A quick pause here. “Greenhouse gas emissions” means the heat-trapping gases – such as carbon dioxide, methane, and nitrous oxide – that humans are releasing into the atmosphere alongside natural volumes of these gases. Carbon dioxide makes up the bulk of these, so that’s why there’s a lot of talk about “carbon footprints” or “decarbonization.” Most of our carbon emissions come from burning fossil fuels. But we also release carbon dioxide in chemical processes, such as the one that makes cement, or by cutting down trees. 

The past 20 years saw the highest increase in emissions in human history. And greenhouse gas concentrations in the
atmosphere are also at their highest levels in the history of humans on Earth, researchers say. That means that unless there are big, quick changes, it is all but inevitable that the impacts on human society and the natural world will get more severe.

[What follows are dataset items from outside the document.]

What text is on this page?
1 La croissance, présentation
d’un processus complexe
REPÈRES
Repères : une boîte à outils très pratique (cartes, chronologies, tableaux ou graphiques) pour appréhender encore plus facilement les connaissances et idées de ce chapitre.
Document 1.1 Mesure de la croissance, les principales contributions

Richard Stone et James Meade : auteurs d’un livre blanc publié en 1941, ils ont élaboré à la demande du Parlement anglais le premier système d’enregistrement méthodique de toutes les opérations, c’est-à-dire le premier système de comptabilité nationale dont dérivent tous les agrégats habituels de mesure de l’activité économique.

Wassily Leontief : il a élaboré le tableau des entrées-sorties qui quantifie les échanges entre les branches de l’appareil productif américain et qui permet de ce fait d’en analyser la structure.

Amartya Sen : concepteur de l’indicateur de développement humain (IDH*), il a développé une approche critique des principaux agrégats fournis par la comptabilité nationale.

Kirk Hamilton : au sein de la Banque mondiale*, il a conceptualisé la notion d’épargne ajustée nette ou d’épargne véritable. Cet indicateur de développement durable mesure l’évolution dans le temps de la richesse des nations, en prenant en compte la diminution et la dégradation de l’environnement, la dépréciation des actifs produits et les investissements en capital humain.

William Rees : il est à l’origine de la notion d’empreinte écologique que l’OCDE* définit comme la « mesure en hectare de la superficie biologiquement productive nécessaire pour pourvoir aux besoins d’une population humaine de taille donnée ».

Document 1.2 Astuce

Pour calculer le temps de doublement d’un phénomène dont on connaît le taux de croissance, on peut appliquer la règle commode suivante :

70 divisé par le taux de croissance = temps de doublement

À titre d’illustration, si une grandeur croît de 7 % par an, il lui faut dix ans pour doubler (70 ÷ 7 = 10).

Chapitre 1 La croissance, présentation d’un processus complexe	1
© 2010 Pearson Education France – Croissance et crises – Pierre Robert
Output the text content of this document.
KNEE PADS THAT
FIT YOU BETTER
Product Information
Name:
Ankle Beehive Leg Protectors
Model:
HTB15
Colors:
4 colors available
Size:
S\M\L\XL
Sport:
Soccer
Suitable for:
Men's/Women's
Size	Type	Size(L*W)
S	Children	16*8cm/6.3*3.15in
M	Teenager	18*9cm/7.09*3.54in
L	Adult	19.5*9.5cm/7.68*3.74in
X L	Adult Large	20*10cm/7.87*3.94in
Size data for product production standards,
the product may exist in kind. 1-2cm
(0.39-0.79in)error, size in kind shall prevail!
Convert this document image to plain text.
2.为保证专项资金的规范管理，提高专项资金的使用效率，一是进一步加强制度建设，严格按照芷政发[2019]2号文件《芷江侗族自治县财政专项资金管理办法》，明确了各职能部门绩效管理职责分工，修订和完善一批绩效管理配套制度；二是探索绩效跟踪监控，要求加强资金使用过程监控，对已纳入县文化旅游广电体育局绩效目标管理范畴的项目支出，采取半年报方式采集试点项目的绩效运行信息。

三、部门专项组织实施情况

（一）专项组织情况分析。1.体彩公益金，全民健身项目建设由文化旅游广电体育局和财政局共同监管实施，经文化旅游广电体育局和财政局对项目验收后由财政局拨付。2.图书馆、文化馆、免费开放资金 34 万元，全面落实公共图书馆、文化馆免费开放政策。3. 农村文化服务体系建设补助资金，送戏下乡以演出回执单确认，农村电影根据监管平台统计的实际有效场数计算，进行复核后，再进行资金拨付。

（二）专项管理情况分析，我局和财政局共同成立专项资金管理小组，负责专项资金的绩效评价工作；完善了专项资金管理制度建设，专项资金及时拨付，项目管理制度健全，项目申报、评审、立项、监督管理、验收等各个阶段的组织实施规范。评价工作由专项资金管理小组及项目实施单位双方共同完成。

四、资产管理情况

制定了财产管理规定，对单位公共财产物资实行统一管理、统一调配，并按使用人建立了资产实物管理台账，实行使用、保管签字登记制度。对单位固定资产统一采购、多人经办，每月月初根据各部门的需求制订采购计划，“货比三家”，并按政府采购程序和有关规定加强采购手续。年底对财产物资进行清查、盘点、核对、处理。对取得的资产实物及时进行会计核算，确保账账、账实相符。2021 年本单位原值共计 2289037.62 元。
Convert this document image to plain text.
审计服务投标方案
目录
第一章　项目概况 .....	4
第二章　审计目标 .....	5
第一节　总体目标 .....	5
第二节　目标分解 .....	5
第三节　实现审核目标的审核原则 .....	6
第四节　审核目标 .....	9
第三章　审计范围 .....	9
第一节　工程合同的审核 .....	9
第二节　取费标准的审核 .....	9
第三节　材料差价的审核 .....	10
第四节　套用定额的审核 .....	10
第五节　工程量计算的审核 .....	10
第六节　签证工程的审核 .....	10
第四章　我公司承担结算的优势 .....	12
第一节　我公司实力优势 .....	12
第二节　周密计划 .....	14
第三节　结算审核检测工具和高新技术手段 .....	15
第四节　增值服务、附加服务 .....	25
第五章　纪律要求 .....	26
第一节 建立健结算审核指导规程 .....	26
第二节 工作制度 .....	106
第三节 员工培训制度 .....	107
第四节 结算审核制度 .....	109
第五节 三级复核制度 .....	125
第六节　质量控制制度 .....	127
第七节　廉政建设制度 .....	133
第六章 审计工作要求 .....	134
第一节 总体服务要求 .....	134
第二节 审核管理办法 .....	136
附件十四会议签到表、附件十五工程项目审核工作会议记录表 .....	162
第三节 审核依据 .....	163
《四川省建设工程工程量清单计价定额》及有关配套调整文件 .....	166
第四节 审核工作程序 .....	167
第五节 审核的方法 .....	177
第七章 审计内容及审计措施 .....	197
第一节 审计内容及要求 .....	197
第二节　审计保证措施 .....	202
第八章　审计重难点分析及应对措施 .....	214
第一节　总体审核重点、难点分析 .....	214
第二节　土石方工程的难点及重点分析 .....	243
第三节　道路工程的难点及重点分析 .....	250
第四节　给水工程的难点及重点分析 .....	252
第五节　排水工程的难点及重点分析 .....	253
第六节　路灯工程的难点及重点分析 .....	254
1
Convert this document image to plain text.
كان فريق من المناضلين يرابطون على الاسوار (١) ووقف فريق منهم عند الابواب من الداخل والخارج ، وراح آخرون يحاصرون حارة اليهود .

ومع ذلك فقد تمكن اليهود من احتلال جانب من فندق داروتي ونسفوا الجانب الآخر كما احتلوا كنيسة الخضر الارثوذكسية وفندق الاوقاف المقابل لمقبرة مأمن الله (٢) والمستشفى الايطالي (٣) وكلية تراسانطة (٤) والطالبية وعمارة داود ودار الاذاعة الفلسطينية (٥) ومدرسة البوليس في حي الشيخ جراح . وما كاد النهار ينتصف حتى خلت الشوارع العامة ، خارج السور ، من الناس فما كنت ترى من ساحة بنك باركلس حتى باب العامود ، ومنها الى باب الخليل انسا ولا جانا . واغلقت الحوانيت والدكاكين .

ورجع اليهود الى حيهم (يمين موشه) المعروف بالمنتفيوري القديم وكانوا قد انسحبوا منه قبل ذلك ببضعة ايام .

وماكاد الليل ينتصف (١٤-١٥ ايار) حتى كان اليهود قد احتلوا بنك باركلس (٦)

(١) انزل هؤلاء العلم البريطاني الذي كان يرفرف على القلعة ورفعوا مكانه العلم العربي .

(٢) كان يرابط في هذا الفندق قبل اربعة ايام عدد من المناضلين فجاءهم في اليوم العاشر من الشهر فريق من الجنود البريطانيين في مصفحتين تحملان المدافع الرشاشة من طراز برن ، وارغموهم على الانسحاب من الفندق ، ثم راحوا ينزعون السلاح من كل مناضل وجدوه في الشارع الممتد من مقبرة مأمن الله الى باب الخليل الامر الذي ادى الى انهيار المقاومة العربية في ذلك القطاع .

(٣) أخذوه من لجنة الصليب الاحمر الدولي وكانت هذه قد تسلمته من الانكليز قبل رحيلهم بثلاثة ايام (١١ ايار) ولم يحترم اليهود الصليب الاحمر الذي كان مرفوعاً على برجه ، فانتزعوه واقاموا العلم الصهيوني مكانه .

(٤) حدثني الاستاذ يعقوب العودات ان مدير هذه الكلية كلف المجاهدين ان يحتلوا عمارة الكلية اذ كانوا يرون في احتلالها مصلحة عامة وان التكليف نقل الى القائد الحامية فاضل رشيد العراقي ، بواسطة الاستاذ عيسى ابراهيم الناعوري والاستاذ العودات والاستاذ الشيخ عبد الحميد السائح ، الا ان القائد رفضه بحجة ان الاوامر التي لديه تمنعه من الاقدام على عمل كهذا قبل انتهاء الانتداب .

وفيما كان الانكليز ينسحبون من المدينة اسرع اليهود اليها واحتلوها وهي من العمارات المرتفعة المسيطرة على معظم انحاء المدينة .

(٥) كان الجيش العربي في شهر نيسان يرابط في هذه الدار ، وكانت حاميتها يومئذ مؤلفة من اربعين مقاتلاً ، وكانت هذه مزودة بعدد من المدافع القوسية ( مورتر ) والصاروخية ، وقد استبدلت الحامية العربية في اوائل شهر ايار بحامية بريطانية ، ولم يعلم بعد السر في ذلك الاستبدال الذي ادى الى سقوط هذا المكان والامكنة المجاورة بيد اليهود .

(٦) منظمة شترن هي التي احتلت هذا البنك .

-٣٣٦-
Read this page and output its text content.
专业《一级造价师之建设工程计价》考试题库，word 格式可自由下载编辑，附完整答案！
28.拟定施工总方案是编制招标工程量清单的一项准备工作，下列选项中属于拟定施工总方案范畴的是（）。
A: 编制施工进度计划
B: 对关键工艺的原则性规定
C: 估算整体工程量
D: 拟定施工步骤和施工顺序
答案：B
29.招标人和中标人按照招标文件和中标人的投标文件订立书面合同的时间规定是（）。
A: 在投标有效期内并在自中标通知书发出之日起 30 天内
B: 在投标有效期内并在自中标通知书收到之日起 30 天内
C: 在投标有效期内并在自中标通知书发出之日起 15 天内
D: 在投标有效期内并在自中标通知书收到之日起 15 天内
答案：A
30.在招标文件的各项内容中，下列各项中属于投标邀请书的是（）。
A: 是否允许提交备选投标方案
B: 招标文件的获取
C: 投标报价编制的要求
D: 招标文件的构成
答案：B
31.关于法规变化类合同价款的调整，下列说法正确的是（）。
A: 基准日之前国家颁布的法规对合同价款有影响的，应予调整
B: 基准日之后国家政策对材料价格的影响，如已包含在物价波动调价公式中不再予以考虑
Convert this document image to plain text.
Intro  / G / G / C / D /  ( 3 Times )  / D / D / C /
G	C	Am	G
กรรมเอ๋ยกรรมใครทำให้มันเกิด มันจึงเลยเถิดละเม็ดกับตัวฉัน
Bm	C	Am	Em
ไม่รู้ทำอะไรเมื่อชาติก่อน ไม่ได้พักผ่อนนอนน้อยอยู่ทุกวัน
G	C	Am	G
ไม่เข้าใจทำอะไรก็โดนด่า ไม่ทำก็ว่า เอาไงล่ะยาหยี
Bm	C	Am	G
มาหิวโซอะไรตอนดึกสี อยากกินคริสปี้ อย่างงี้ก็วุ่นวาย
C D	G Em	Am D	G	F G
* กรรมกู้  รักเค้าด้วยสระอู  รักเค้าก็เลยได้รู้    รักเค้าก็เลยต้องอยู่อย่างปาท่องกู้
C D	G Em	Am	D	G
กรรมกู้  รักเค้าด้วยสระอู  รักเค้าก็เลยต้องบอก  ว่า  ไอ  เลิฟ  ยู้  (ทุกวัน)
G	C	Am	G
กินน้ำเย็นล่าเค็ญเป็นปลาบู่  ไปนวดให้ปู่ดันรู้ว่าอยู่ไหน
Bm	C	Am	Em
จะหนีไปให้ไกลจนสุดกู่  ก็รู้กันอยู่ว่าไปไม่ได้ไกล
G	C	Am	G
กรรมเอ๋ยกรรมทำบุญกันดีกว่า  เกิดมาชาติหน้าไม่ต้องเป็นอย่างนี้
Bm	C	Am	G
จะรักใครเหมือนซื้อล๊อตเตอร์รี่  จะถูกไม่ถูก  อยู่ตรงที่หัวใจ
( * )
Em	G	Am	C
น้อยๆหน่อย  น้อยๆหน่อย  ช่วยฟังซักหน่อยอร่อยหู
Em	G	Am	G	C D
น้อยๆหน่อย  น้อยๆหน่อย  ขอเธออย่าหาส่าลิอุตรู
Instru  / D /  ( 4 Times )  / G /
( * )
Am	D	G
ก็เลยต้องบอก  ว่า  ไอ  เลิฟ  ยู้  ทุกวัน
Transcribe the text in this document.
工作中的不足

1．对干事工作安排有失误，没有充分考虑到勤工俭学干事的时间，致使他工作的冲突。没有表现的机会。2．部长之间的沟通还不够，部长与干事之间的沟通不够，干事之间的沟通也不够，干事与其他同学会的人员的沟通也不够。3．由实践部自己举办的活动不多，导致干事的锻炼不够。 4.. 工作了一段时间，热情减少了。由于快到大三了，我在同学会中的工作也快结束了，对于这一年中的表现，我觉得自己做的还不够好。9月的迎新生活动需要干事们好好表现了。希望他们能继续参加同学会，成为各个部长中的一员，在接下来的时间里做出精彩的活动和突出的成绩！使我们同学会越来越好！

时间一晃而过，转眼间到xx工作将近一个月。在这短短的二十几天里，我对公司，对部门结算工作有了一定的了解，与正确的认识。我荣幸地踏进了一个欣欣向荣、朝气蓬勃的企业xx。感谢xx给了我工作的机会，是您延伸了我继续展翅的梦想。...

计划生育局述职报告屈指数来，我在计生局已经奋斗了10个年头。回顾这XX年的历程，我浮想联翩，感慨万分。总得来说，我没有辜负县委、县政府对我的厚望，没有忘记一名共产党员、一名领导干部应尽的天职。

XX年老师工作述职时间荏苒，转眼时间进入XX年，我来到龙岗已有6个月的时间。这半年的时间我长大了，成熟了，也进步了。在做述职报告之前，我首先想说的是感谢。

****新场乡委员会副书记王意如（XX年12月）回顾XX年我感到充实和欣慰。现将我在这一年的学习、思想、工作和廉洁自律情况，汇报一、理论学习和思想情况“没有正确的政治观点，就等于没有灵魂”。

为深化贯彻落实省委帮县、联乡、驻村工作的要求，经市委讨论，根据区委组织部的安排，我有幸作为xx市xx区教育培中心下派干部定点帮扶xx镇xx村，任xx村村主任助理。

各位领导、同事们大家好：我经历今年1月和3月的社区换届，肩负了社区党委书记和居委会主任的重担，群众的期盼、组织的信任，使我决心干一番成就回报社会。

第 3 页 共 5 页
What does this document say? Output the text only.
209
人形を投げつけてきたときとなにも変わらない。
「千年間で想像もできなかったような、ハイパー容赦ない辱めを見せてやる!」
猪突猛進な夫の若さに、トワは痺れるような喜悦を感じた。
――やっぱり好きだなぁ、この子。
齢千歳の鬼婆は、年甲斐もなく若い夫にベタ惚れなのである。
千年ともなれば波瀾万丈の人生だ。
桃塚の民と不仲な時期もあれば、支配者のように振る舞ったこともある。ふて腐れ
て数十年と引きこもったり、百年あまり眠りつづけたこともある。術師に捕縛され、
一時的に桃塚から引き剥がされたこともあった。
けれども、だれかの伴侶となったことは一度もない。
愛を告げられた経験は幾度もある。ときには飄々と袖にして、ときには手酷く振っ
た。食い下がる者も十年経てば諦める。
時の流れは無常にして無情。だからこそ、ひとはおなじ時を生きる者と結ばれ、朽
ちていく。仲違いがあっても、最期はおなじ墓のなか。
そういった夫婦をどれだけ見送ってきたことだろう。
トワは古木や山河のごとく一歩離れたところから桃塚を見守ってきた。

“The jury has reached the verdict and it is damning,” said U.N. Secretary-General António Guterres at a press conference in April. The new report “is a file of shame, cataloging the empty pledges that firmly put us on track towards an unlivable world. We are on a fast track to climate disaster.”

Back up. Climate disaster?

Well, here’s the thing about the concept of a climate disaster: Scientists know that with more warming come more negative impacts, and also the chance for natural cycles to reach “tipping points,” or moments when normal natural processes unravel, potentially causing even more warming. But it’s not so easy to describe what “disaster” means. Many people already are suffering catastrophic impacts of climate change, such as increased wildfires, deeper drought and crop failure, and extra-severe storms. 

And what, actually, will happen in the future largely depends on one unknown variable: human behavior. 

“The biggest uncertainty when it comes to our climate future is what we do,” says Dr. Gill. “Not what the Earth is going to do.”

So what can we do? 

Humans – whether operating as governments, businesses, or individuals – can take steps to either limit warming or allow it to continue exponentially. And across society, we already have the tools to lower emissions. The most recent IPCC report explored how this could happen in various sectors, including transportation, agriculture, and energy, and also in different countries, with their unique economies, development statuses, and existing challenges.

“Scientists and governments know how to reduce emissions quickly,” says Dr. McCollum, whose work with the IPCC focused on assessing models of future warming, under differing scenarios of human behavior. Achieving the most ambitious goals would require massive changes, he says, “but there are things we know how to do now.”

This includes everything from speeding up the electrification of transportation systems (think electric cars and a robust charging station network), to making sure new construction meets stringent energy efficiency standards, to revamping financial systems to ensure adequate funding for experimental climate technology.  

A rapid decrease of fossil fuel use is necessary to quickly lower emissions, the report’s authors found. And the more we do, and quickly, is better. 

But scientists caution against seeing climate change as a pass-fail situation, where if the world surpasses a certain warming level – 1.5 degrees Celsius is the one mentioned regularly – we’ve “lost.”  

“Every fraction of a degree is worth fighting for,” says Dr. Gill. “And that will always be true.”